In fact, compared with octreotide, which is the current FDA-approved diagnostic agent for NETs, Ga-68 DOTATOC imaging performs better, according to a meta-analysis ( Eur J Nucl Med Mol Imaging. 2007 Oct;34:1617-1626), with a pooled sensitivity and specificity of 93% and 91%, respectively, he said.

So in a patient who already has metastatic disease, why is it important to find the primary tumor?

"Because depending on where the primary is, the surgical and medical treatment are different," Dr Menda said, adding that resection of the primary tumor, even in the presence of hepatic metastases, improves overall survival.

In light of this, the study aimed to assess the efficacy of Ga-68 DOTATOC PET/CT in 37 patients (median age 55 years) with metastatic disease and unknown primary site.

It found that Ga-68 DOTATOC PET/CT identified the primary site in 13 patients (eight in the small bowel and five in the pancreas), which was confirmed by histology or conventional imaging, and prompted a significant change in management for eight patients (seven had resection of the primary tumor).

"Our results show that in patients with well-differentiated NET metastases, Ga-68 DOTATOC PET-CT is an effective modality to identify the site of unknown primary tumor and may change the management in these patients, primarily by allowing surgical resection of the primary tumor," Dr Menda concluded.

Asked to comment on the findings, Damian Wild, MD, PhD, professor and head of nuclear medicine at the University of Basel Hospital, Switzerland, said, "It has been shown before that somatostatin receptor PET/CT (e.g. 68Ga-DOTATOC PET/CT) is superior to other imaging modalities in the detection of neuroendocrine tumors. In the current study Menda et al. showed that 68Ga-DOTATOC PET/CT can localize the primary neuroendocrine tumor in most patients who present with metastases and unknown primary site. This finding is clinically relevant as previous studies suggest a survival advantage in patients with metastatic neuroendocrine tumors, who undergo resection of the primary tumor."

Additionally, Yuji Nakamoto, MD, PhD, from Kyoto University Graduate School of Medicine, Japan, told Medscape Medical News that while the study results are not surprising, the clinical implications have not caught on outside Europe.

"Unfortunately, US and Japan are relatively behind, more than 10 years, as compared with the status in Europe," he said.
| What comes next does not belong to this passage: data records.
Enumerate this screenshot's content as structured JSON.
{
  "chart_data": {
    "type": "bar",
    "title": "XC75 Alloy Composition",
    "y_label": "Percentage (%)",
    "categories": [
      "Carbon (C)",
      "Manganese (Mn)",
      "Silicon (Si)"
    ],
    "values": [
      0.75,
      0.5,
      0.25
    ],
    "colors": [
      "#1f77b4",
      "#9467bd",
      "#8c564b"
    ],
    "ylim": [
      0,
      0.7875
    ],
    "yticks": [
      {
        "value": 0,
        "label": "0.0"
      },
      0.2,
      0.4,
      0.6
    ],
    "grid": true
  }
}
"Neuroendocrine tumors are not often FDG-avid, so it is usually difficult to detect primary and/or metastatic sites with PET/CT with 18F-FDG. Therefore, somatostatin receptor scintigraphy, including PET/CT with 68Ga-DOTATOC, is expected [to be useful] since many NETs express somatostatin receptors," Dr Nakamoto said. He also expressed the hope that "this imaging technique and therapeutic options would be widely accepted in clinical even in US and Japan."

Dr Menda has disclosed no relevant financial relationships.

Society of Nuclear Medicine and Molecular Imaging (SNMMI) 2015 Annual Meeting: Abstract 599. Presented June 8, 2015.